See Effect Pipeline And Modular Deployment for the official architecture direction covering code-based effect units, trigger sub-pipelines, module manifests, and UX event emission.
API-First Model¶
The WPF MVP client, admin UI, and simulation engine should all act as API consumers.
Major endpoint groups should cover:
- authentication
- game data snapshots
- admin CRUD and publishing
- runs and save state
- heroes and meta-progression
- simulation control and analytics
Additional Data Contracts Needed¶
To support the current official design direction, the data model should be extended to cover:
- hero progression rows and per-level class choices
- hero XP and persistent level state
- rival hero encounter definitions and loadouts
- authored quest acts, beats, and recurring character references
- AI policy definitions for simulator players, enemies, bosses, and rival heroes
- difficulty scaling tables by realm tier and threat tier
- realm definitions with provenance, sector tags, and passive global rules
- quest sector data that explains how one area of a realm leads to the next
- rift definitions with type-specific variable payloads
- effect manifests, trigger manifests, and module compatibility metadata
- operational analysis records, agent recommendation artifacts, and evidence-link data for support workflows
Offline Direction¶
The current official direction is:
- single-player runs should remain playable from a local cached snapshot when services are unavailable
- save data should not depend on server availability to function
- admin and simulation workflows can remain primarily service-backed
Project Boundaries¶
The intended project structure is:
EchoSpire.Core: pure gameplay models, state, combat, effects, RNG, and simulation logicEchoSpire.API: API surface, auth, repositories, infrastructure, and orchestrationEchoSpire.Admin: live data authoring and analytics UIEchoSpire.Simulation: headless execution and balance analysisEchoSpire.Wpf: Windows-first MVP presentation client for the first paid previewEchoSpire.Unity: later migration target once the product is validated and presentation investment is justified
Current Guidance For The MVP Client¶
While WPF is the MVP client, preserve these boundaries:
- keep the client focused on presentation, orchestration, API integration, local settings, and Steam packaging concerns
- keep gameplay-rule truth in
EchoSpire.Core - do not let view logic become the long-term owner of combat sequencing or map rules
- prefer explicit view-model or presenter state over event-driven code-behind sprawl
- keep a narrow translation seam between gameplay events and UI-facing state so a later Unity migration can replace the presentation layer without rewriting rules
Current Guidance For Unity¶
When Unity development scales up, preserve these boundaries:
- thin adapter layer over core gameplay systems
- view-model or presenter style UI state for combat and map screens
- ScriptableObjects for presentation metadata only, not for gameplay rule truth
- explicit translation from core game events into UI events
- clear save and local cache boundaries
Rival Hero And Future PvP Support¶
The architecture should explicitly preserve support for hero-versus-hero combat.
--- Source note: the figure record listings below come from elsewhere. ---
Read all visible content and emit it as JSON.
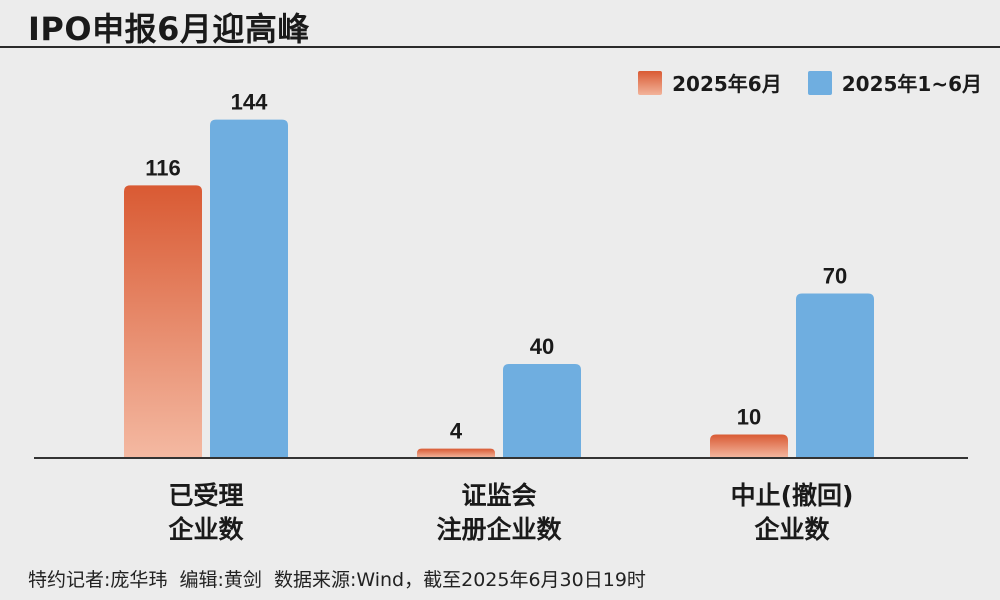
{
  "title": "IPO申报6月迎高峰",
  "legend": {
    "series_a": "2025年6月",
    "series_b": "2025年1~6月"
  },
  "colors": {
    "series_a_top": "#d95a33",
    "series_a_bottom": "#f4b9a2",
    "series_b": "#6faee0",
    "axis": "#333333",
    "background": "#ececec"
  },
  "chart_data": {
    "type": "bar",
    "categories": [
      [
        "已受理",
        "企业数"
      ],
      [
        "证监会",
        "注册企业数"
      ],
      [
        "中止(撤回)",
        "企业数"
      ]
    ],
    "series": [
      {
        "name": "2025年6月",
        "values": [
          116,
          4,
          10
        ]
      },
      {
        "name": "2025年1~6月",
        "values": [
          144,
          40,
          70
        ]
      }
    ],
    "ylim": [
      0,
      160
    ],
    "grid": false,
    "legend_position": "top-right"
  },
  "footer": "特约记者:庞华玮  编辑:黄剑  数据来源:Wind，截至2025年6月30日19时"
}
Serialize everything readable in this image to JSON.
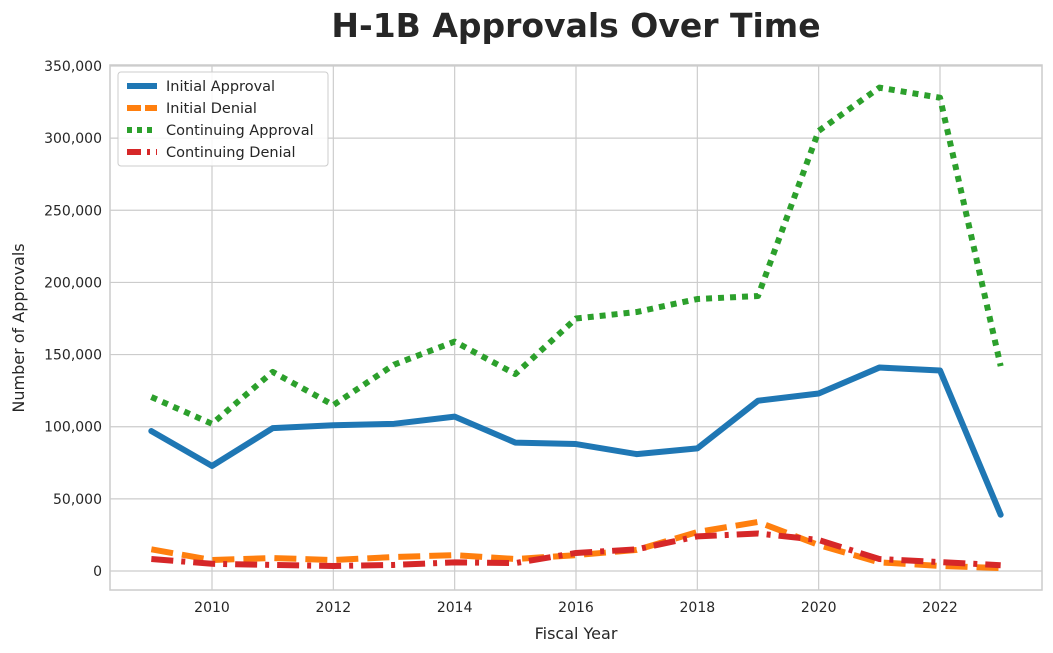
{
  "chart_data": {
    "type": "line",
    "title": "H-1B Approvals Over Time",
    "xlabel": "Fiscal Year",
    "ylabel": "Number of Approvals",
    "xlim": [
      2008.4,
      2023.7
    ],
    "ylim": [
      -13000,
      350000
    ],
    "xticks": [
      2010,
      2012,
      2014,
      2016,
      2018,
      2020,
      2022
    ],
    "yticks": [
      0,
      50000,
      100000,
      150000,
      200000,
      250000,
      300000,
      350000
    ],
    "ytick_labels": [
      "0",
      "50,000",
      "100,000",
      "150,000",
      "200,000",
      "250,000",
      "300,000",
      "350,000"
    ],
    "grid": true,
    "legend_position": "top-left",
    "x": [
      2009,
      2010,
      2011,
      2012,
      2013,
      2014,
      2015,
      2016,
      2017,
      2018,
      2019,
      2020,
      2021,
      2022,
      2023
    ],
    "series": [
      {
        "name": "Initial Approval",
        "color": "#1f77b4",
        "style": "solid",
        "values": [
          97000,
          72800,
          99000,
          101000,
          102000,
          107000,
          89000,
          88000,
          81000,
          85000,
          118000,
          123000,
          141000,
          139000,
          39000
        ]
      },
      {
        "name": "Initial Denial",
        "color": "#ff7f0e",
        "style": "dashed",
        "values": [
          15000,
          7600,
          9000,
          7600,
          9700,
          11000,
          8300,
          11000,
          14600,
          27000,
          34000,
          18000,
          6000,
          3500,
          2000
        ]
      },
      {
        "name": "Continuing Approval",
        "color": "#2ca02c",
        "style": "dotted",
        "values": [
          120600,
          102000,
          138000,
          115000,
          143000,
          159000,
          136500,
          175000,
          179500,
          188500,
          190600,
          305000,
          335000,
          328000,
          142000
        ]
      },
      {
        "name": "Continuing Denial",
        "color": "#d62728",
        "style": "dashdot",
        "values": [
          8300,
          5000,
          4200,
          3500,
          4200,
          6000,
          5500,
          12500,
          15000,
          24000,
          26000,
          21500,
          8300,
          6200,
          4000
        ]
      }
    ]
  }
}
That means shared rule systems must correctly support:
- player-like decks and passives on both sides
- class and faction mechanics in mirror-compatible combat
- save, replay, and deterministic resolution for hero duels
Campaign rival hero encounters should use that shared rule base even if future PvP balance becomes a separate layer.
Testing Strategy¶
The required test shape is:
- unit tests for effects, combat sequencing, and rule primitives
- determinism tests for seeded generation and scripted run replay
- integration tests for API CRUD, auth, and snapshot workflows
- balance tests driven by simulation telemetry and outlier detection
- compatibility tests for effect modules and trigger chains
Architectural Risk Summary¶
The main architectural risk is not choosing WPF for the MVP. The main risk is letting the MVP client harden into an accidental permanent rule owner, or allowing the client, live content workflows, and persistence edge cases to lag too far behind the strong core systems foundation.